# Cycling Scene - St. Gallen, East Switzerland, Switzerland as a Whole...



## BermudaBrown (May 28, 2012)

Hello,

Looking at this area as a potential (still potential at this point) job offer has come up.

Can anybody fill me in on the cycling scene for locals there? I'm pretty much uni-lingual (English, with some awful French)... will I be able to find good rides, race, or even find my group at the start line?

What are the trails like?

Road riding?

Is there good junior development available?

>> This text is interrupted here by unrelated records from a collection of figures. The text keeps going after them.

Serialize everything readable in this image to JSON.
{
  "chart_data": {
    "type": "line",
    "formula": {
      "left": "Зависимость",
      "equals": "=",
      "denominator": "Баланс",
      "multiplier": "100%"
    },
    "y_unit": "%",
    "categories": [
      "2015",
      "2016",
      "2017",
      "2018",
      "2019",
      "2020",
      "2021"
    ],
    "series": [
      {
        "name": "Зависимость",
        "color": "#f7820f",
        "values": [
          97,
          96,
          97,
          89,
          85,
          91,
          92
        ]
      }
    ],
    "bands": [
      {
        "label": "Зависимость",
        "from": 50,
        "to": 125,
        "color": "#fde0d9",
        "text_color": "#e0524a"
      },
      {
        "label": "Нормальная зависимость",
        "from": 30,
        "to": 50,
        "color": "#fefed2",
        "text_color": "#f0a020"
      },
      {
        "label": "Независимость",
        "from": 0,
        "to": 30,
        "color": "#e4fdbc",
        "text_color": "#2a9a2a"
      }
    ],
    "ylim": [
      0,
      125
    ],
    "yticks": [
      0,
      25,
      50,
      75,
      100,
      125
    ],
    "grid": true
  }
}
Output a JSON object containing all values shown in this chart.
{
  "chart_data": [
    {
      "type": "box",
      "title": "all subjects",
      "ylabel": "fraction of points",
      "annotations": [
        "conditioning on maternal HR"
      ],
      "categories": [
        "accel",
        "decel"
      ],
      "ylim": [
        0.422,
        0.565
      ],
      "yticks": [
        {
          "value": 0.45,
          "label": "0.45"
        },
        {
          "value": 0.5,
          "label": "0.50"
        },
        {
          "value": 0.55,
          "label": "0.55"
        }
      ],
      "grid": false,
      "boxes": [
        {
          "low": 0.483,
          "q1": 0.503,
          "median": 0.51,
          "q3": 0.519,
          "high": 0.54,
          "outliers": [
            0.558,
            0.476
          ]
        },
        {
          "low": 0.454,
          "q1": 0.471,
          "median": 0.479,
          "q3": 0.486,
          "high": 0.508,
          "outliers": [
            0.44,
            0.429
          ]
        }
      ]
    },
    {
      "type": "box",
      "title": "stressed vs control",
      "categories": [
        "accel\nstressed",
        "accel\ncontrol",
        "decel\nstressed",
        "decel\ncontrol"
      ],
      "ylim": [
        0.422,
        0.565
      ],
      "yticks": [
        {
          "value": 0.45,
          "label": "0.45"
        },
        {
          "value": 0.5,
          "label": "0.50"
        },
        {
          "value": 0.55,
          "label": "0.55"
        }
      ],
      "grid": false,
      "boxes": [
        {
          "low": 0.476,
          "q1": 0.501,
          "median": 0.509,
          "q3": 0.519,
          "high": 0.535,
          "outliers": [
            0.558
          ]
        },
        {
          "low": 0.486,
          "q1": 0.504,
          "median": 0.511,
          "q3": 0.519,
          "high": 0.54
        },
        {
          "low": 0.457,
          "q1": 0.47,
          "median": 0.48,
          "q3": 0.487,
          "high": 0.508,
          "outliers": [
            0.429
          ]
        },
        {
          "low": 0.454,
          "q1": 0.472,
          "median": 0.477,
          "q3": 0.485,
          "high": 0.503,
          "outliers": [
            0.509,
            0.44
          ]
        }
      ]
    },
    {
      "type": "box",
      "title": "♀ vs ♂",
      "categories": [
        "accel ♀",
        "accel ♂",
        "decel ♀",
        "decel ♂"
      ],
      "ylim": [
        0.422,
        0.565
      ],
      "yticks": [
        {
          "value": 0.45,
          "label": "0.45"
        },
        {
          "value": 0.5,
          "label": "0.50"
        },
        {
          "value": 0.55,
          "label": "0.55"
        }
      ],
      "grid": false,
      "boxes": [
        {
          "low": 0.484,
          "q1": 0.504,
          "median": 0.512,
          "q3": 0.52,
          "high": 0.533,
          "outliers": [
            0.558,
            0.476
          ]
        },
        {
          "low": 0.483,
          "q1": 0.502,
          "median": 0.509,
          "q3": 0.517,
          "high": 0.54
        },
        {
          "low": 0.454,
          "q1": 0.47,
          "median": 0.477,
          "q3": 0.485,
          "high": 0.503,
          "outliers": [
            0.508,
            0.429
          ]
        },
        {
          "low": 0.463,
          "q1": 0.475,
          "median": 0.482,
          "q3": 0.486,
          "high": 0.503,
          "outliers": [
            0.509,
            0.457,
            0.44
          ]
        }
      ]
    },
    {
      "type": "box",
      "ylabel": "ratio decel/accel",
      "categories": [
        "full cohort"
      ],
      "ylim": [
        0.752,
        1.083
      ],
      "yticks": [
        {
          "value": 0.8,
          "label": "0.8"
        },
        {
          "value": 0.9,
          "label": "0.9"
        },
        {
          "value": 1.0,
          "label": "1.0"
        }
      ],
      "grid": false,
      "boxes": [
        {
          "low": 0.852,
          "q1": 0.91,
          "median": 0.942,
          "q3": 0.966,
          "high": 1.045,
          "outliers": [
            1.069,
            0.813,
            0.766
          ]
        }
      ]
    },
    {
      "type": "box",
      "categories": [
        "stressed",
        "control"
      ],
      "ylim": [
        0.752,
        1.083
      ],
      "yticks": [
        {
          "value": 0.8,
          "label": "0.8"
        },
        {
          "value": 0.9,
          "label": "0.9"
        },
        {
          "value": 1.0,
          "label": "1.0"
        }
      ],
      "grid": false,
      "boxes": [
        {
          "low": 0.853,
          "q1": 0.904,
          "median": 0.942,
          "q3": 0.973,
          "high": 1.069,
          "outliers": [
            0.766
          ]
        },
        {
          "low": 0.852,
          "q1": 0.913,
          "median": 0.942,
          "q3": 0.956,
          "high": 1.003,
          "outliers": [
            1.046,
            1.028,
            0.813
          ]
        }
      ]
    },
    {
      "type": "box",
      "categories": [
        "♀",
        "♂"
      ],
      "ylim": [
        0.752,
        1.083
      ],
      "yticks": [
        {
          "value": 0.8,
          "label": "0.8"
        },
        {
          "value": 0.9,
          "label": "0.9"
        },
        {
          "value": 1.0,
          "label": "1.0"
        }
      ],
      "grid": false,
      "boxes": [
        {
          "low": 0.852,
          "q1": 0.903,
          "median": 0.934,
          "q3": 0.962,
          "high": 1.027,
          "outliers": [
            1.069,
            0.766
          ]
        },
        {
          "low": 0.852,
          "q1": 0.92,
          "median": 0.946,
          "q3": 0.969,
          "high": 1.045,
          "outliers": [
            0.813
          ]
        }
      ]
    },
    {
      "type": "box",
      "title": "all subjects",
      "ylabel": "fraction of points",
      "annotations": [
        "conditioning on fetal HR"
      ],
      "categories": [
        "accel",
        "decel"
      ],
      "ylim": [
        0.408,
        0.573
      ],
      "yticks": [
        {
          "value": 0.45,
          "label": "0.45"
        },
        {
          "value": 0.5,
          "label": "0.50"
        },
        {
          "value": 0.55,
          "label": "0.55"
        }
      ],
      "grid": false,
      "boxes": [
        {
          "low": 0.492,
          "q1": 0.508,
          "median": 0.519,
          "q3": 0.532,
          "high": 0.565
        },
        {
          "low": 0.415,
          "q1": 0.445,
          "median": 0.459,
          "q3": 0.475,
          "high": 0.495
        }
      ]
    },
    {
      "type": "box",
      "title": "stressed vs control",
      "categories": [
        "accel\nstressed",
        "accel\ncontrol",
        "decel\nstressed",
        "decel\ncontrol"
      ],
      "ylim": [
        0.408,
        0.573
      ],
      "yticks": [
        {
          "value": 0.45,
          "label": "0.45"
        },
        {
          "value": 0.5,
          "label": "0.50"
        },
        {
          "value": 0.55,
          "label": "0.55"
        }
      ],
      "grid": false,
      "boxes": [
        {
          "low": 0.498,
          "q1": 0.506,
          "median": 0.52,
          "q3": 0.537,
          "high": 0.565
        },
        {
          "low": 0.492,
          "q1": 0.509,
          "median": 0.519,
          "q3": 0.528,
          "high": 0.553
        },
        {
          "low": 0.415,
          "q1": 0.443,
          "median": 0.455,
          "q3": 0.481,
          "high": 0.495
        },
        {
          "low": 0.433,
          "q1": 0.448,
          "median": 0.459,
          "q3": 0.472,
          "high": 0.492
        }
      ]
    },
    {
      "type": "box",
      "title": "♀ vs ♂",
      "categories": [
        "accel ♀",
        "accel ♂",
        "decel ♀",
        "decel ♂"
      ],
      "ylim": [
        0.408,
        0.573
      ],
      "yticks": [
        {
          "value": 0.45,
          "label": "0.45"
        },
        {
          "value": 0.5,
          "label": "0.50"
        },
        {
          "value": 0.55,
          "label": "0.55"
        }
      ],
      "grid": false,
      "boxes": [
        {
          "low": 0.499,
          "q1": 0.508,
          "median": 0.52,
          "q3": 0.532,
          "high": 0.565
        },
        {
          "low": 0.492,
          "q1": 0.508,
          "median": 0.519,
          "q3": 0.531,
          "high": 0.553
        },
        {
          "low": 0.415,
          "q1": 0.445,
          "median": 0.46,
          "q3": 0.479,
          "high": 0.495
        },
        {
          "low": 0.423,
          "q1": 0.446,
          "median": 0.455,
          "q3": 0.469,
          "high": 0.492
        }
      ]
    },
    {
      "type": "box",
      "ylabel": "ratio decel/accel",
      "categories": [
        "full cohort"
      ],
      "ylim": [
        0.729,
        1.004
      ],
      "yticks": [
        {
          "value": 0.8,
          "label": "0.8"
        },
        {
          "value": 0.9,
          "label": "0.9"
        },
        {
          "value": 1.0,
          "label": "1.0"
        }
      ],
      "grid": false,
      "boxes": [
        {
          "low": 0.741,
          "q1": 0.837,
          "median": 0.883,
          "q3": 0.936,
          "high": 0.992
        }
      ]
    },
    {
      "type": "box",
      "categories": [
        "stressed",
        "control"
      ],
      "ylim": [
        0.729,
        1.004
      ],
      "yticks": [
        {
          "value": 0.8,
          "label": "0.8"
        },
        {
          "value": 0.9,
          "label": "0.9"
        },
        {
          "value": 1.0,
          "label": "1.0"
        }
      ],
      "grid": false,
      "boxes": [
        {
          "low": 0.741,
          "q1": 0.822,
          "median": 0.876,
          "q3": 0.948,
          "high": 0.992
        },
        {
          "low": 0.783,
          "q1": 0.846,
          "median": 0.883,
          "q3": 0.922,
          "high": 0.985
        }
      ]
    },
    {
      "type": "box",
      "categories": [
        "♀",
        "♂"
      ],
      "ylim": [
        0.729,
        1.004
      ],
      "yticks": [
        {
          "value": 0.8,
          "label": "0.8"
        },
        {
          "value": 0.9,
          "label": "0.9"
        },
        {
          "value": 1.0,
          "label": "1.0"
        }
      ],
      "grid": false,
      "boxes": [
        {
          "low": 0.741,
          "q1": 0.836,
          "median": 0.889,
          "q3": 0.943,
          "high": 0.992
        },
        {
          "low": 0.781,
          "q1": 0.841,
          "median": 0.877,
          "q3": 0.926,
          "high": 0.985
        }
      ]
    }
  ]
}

Thanks in advance and pardon my ignorance!


----------



## superfetch (Aug 10, 2010)

hello bermudabrow, st.gallen is pretty good for biking. starting directly in the town you can go for several loops from 1h to 3h riding with nice climbs and single trails. with a 40min car-ride you reach several spots in the reinthal-area, liechtenstein or austria (vorarlberg) with great mountain-trails up to 2000m above sea. with a 60min car-ride you reach chur, from where you can start for epic rides up to 2500m above sea into the ski ressorts of lenzerheide, arosa or laax. for road biking the region around st. gallen in direction of appenzell and reinthal is very versatile; in addition you might want to start in reinthal and ride some challenging alpine passes in vorarlberg.

cheers


----------